Aggie returned to her seat at the conference table and picked a red Starburst out of the candy dish. Although the added distance between them was smart, he found himself regretting her decision. “What makes you think she did?” she asked.

“Her thick Southern accent?”

“Meemaw’s never been out of Kansas City. But she spent four years working for a sweet woman who’d moved here from Kentucky. A woman who helped Meemaw learn the ways of high society.” Aggie carefully opened the candy’s wrapper one corner at a time. “Meemaw liked the way proper English sounded rolling off her boss’s tongue in a Southern lilt, so she adopted the lady’s accent and colorful sayings as her own.”

“And you?”

“And me what?” She popped the candy into her mouth. A movement that had him once again thinking of things he shouldn’t be thinking.

“Sometimes you sound as Southern as sweet tea.” He stopped and cleared his throat. “And other times as soft and smooth as Missouri Spirits Vodka. What’s your story?”

She finished chewing and swallowed. “I don’t have a story. Meemaw says I’m a magic sponge. I soak in the best of everything and leave behind the worst.”

He nodded. The description fit her like a custom-made glove. “Is that why I feel so drained? You’ve soaked in all of the best of me?”

She rolled her eyes. “You didn’t have much, so it didn’t take long.”

A chuckle got away from him. “It’s a good thing I’m not your type.”

She nodded. “May I ask you a favor?” Her usual confident tone had been replaced by one of vulnerability.

He braced himself. “Ask. Can’t promise I’ll say yes.”

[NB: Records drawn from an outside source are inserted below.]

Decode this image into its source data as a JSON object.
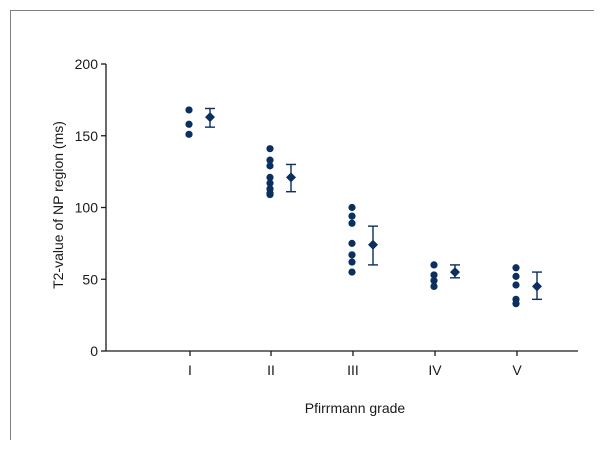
{
  "chart_data": {
    "type": "scatter",
    "xlabel": "Pfirrmann grade",
    "ylabel": "T2-value of NP region (ms)",
    "ylim": [
      0,
      200
    ],
    "y_ticks": [
      0,
      50,
      100,
      150,
      200
    ],
    "categories": [
      "I",
      "II",
      "III",
      "IV",
      "V"
    ],
    "grid": false,
    "colors": {
      "points": "#0b2f5e",
      "axis": "#1a1a1a",
      "frame": "#7f7f7f"
    },
    "groups": [
      {
        "category": "I",
        "points": [
          168,
          158,
          151
        ],
        "mean": 163,
        "error": [
          156,
          169
        ]
      },
      {
        "category": "II",
        "points": [
          141,
          133,
          129,
          121,
          117,
          113,
          109,
          110
        ],
        "mean": 121,
        "error": [
          111,
          130
        ]
      },
      {
        "category": "III",
        "points": [
          100,
          94,
          89,
          75,
          67,
          62,
          55
        ],
        "mean": 74,
        "error": [
          60,
          87
        ]
      },
      {
        "category": "IV",
        "points": [
          60,
          53,
          49,
          45
        ],
        "mean": 55,
        "error": [
          51,
          60
        ]
      },
      {
        "category": "V",
        "points": [
          58,
          52,
          46,
          36,
          33
        ],
        "mean": 45,
        "error": [
          36,
          55
        ]
      }
    ]
  }
}
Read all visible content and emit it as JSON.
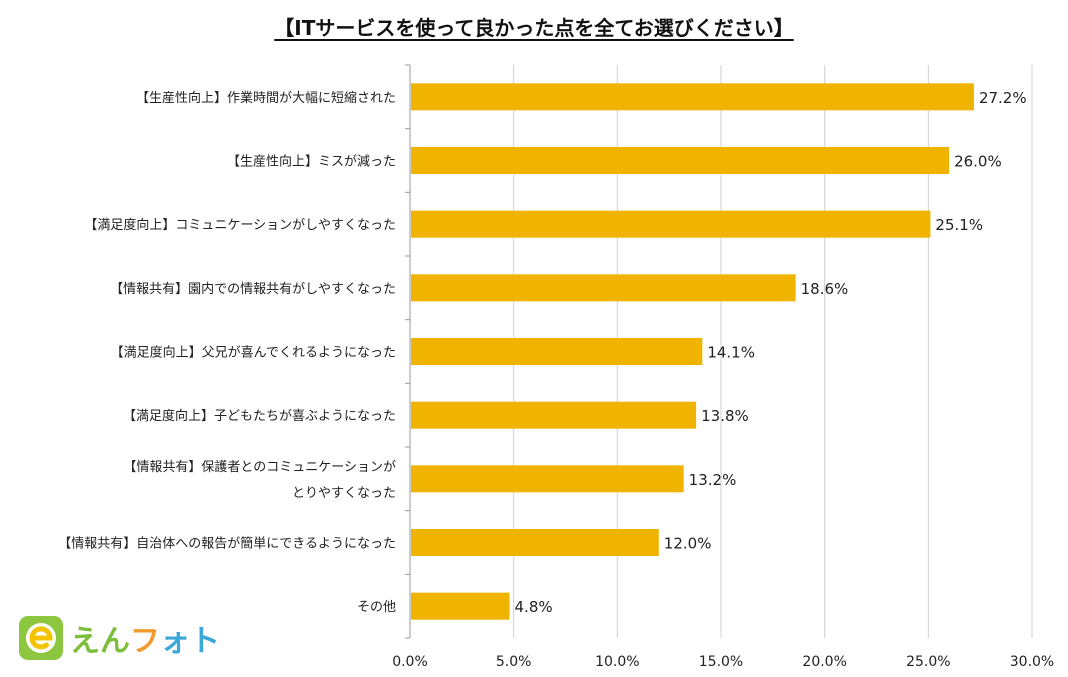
{
  "chart_data": {
    "type": "bar",
    "orientation": "horizontal",
    "title": "【ITサービスを使って良かった点を全てお選びください】",
    "categories": [
      [
        "【生産性向上】作業時間が大幅に短縮された"
      ],
      [
        "【生産性向上】ミスが減った"
      ],
      [
        "【満足度向上】コミュニケーションがしやすくなった"
      ],
      [
        "【情報共有】園内での情報共有がしやすくなった"
      ],
      [
        "【満足度向上】父兄が喜んでくれるようになった"
      ],
      [
        "【満足度向上】子どもたちが喜ぶようになった"
      ],
      [
        "【情報共有】保護者とのコミュニケーションが",
        "とりやすくなった"
      ],
      [
        "【情報共有】自治体への報告が簡単にできるようになった"
      ],
      [
        "その他"
      ]
    ],
    "values": [
      27.2,
      26.0,
      25.1,
      18.6,
      14.1,
      13.8,
      13.2,
      12.0,
      4.8
    ],
    "data_labels": [
      "27.2%",
      "26.0%",
      "25.1%",
      "18.6%",
      "14.1%",
      "13.8%",
      "13.2%",
      "12.0%",
      "4.8%"
    ],
    "xlim": [
      0,
      30
    ],
    "x_ticks": [
      "0.0%",
      "5.0%",
      "10.0%",
      "15.0%",
      "20.0%",
      "25.0%",
      "30.0%"
    ],
    "grid": true,
    "bar_color": "#F0B400",
    "grid_color": "#D0D0D0"
  },
  "logo": {
    "icon": "enphoto-e-icon",
    "chars": [
      "え",
      "ん",
      "フ",
      "ォ",
      "ト"
    ],
    "colors": [
      "#7DBE3A",
      "#7DBE3A",
      "#F39A2E",
      "#3BA7D9",
      "#3BA7D9"
    ]
  }
}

“I think we should complain about each other to our grandmothers. Help them realize on their own we’re not romantically compatible, so they’ll stop trying to fix us up. I feel like the longer it goes on, the harder it’s going to be on Meemaw when a romance between us doesn’t materialize.”

Damn it. The woman was brilliant. Why hadn’t he thought of that? Probably because working late with her had his brain scrambled into an undercooked omelet. But still… “Just to be sure we’re on the same page, why aren’t we romantically compatible?”